Eventually she found a private school that would accept her son, but only if she hired a shadow teacher.

“They told me that the classroom had more than 10 students and they had to give them equal time,” said Ms Al Amiri.

“Because Khalifa needs more time, more focus, they requested a shadow teacher for him to help him improve and to be more independent.”

She turned to a clinic that advertised qualified shadow teachers trained by applied behavioural analysts [Aba]. But after paying the Dh6,000 monthly fee, it quickly became clear to Ms Al Amiri that the hire was hardly a qualified professional in special education. Desperate, she turned to a Facebook group and posted a want ad.

“I received lots of CVs, some of them are from cashiers, one was a woman who used to work with a marketing company and now she wants to work as a shadow teacher just because she wants a job,” said Ms Al Amiri. “I cannot hire a shadow teacher with no experience.”

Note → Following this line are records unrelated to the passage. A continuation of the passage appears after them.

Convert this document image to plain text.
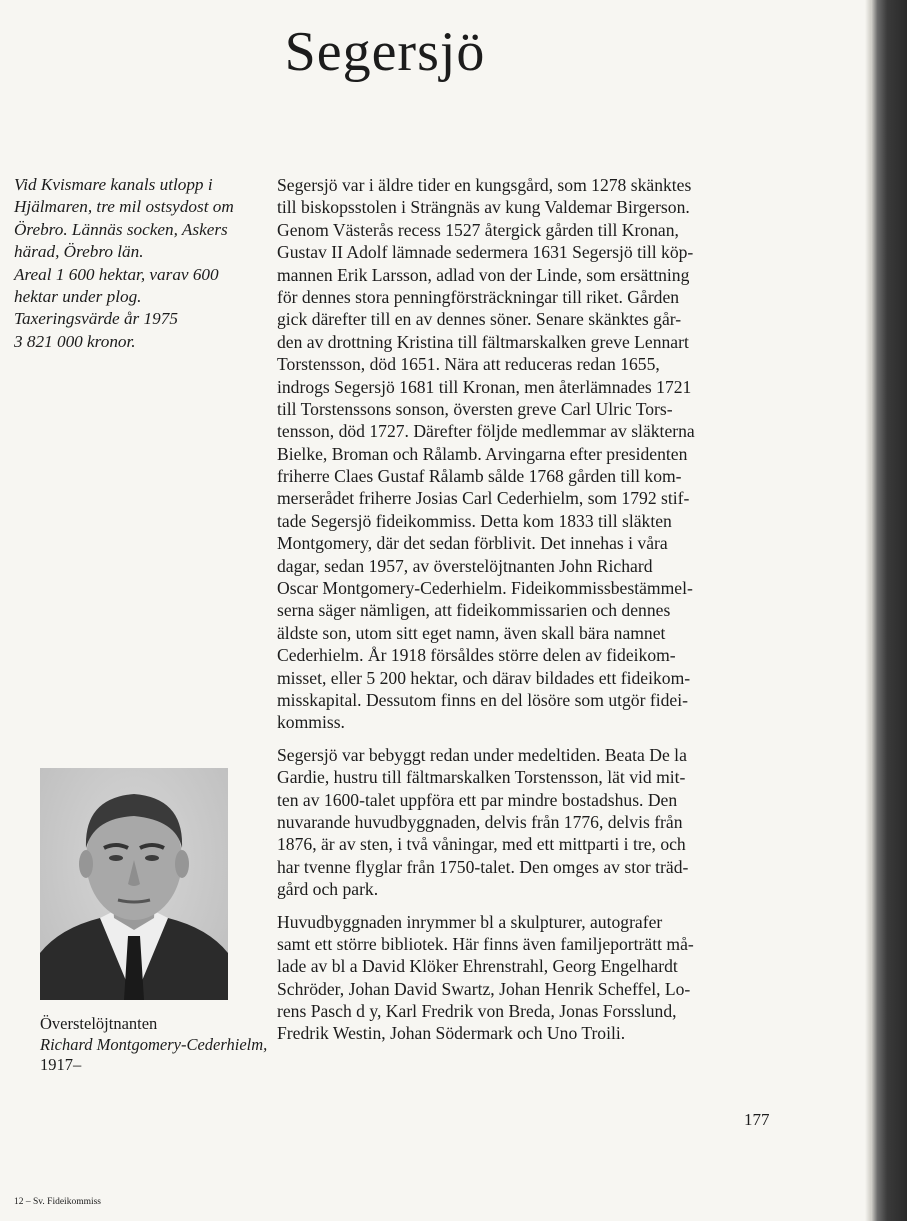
Segersjö
Vid Kvismare kanals utlopp i
Hjälmaren, tre mil ostsydost om
Örebro. Lännäs socken, Askers
härad, Örebro län.
Areal 1 600 hektar, varav 600
hektar under plog.
Taxeringsvärde år 1975
3 821 000 kronor.
Segersjö var i äldre tider en kungsgård, som 1278 skänktes
till biskopsstolen i Strängnäs av kung Valdemar Birgerson.
Genom Västerås recess 1527 återgick gården till Kronan,
Gustav II Adolf lämnade sedermera 1631 Segersjö till köp-
mannen Erik Larsson, adlad von der Linde, som ersättning
för dennes stora penningförsträckningar till riket. Gården
gick därefter till en av dennes söner. Senare skänktes går-
den av drottning Kristina till fältmarskalken greve Lennart
Torstensson, död 1651. Nära att reduceras redan 1655,
indrogs Segersjö 1681 till Kronan, men återlämnades 1721
till Torstenssons sonson, översten greve Carl Ulric Tors-
tensson, död 1727. Därefter följde medlemmar av släkterna
Bielke, Broman och Rålamb. Arvingarna efter presidenten
friherre Claes Gustaf Rålamb sålde 1768 gården till kom-
merserådet friherre Josias Carl Cederhielm, som 1792 stif-
tade Segersjö fideikommiss. Detta kom 1833 till släkten
Montgomery, där det sedan förblivit. Det innehas i våra
dagar, sedan 1957, av överstelöjtnanten John Richard
Oscar Montgomery-Cederhielm. Fideikommissbestämmel-
serna säger nämligen, att fideikommissarien och dennes
äldste son, utom sitt eget namn, även skall bära namnet
Cederhielm. År 1918 försåldes större delen av fideikom-
misset, eller 5 200 hektar, och därav bildades ett fideikom-
misskapital. Dessutom finns en del lösöre som utgör fidei-
kommiss.
Segersjö var bebyggt redan under medeltiden. Beata De la
Gardie, hustru till fältmarskalken Torstensson, lät vid mit-
ten av 1600-talet uppföra ett par mindre bostadshus. Den
nuvarande huvudbyggnaden, delvis från 1776, delvis från
1876, är av sten, i två våningar, med ett mittparti i tre, och
har tvenne flyglar från 1750-talet. Den omges av stor träd-
gård och park.
Huvudbyggnaden inrymmer bl a skulpturer, autografer
samt ett större bibliotek. Här finns även familjeporträtt må-
lade av bl a David Klöker Ehrenstrahl, Georg Engelhardt
Schröder, Johan David Swartz, Johan Henrik Scheffel, Lo-
rens Pasch d y, Karl Fredrik von Breda, Jonas Forsslund,
Fredrik Westin, Johan Södermark och Uno Troili.
Överstelöjtnanten
Richard Montgomery-Cederhielm,
1917–
177
12 – Sv. Fideikommiss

Ms Al Amiri said parents would be willing to pay an “affordable amount” if the shadow teacher was qualified, trained or supplied by an education body such as the Abu Dhabi Education Council.

She said providing for her son’s education was a costly business. “He must attend sessions with a speech therapist and Aba therapist,” said Ms Al Amiri, noting that many of the sessions were not covered by insurance.

“Besides that, there are shadow teachers who are asking a lot of money with no experience.

“If she is a real shadow teacher, it’s OK, but I still haven’t found a real one. At least there should be a place or a centre that is regulated by Adec to work on who can be a shadow teacher.”